I am so very lucky to have a lovely husband, 2 daughters and 6 grandchildren, and hope to continue with Child Bereavement UK, plus volunteering at Hughenden Manor teashop, in between walking the Thames Path (not necessarily in the right order)! And watch out for me in bright yellow when I do occasional school crossing Lollipop duties!

Everyone at Child Bereavement UK is so charming, helpful and welcoming to me. Lovely, caring people. And the work that everyone does, for children and families who suffer so many different kinds of bereavement, plus the training for doctors, nurses, teachers, police and those from all walks of life who have to care for these adults and children, has proved to be invaluable.

AND what a lovely ‘perk’ being included with the staff team to meet the Duke and Duchess of Cambridge!
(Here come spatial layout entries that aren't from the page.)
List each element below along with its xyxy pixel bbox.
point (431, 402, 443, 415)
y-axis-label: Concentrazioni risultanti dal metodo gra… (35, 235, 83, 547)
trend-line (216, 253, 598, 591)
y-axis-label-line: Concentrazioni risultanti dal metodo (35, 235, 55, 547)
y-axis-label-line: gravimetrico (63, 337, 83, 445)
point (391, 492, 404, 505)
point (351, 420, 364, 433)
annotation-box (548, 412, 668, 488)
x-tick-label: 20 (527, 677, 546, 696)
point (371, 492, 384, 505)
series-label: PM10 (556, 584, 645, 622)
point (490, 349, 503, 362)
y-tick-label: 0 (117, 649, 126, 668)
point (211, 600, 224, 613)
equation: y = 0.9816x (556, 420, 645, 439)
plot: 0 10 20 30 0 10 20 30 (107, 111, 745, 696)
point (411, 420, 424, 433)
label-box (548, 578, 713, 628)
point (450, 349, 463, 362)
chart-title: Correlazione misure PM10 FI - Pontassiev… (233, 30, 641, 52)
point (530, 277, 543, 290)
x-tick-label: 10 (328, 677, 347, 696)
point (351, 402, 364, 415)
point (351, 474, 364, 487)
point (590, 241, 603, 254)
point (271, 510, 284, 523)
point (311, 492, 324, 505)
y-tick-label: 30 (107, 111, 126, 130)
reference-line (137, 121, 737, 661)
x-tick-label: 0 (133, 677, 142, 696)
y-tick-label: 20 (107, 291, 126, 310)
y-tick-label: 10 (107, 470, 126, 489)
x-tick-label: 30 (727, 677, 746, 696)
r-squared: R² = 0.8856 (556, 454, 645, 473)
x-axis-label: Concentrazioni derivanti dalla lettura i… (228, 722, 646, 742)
I did not have the courage to say that I had been fortunate enough to meet Princess Diana a few times during events she was attending; she was a Patron of the Housing Association and charity where I worked for 9 years back in the 1990s.

1_4j-chris-griffin-family-700x525Thank you Child Bereavement UK, for helping me – and for taking care of so many other people. It was quite amazing and an unexpected honour to be told that I had been nominated to be one of Child Bereavement UK’s ’21 champions’. This honour is deeply embarrassing, but I am very chuffed!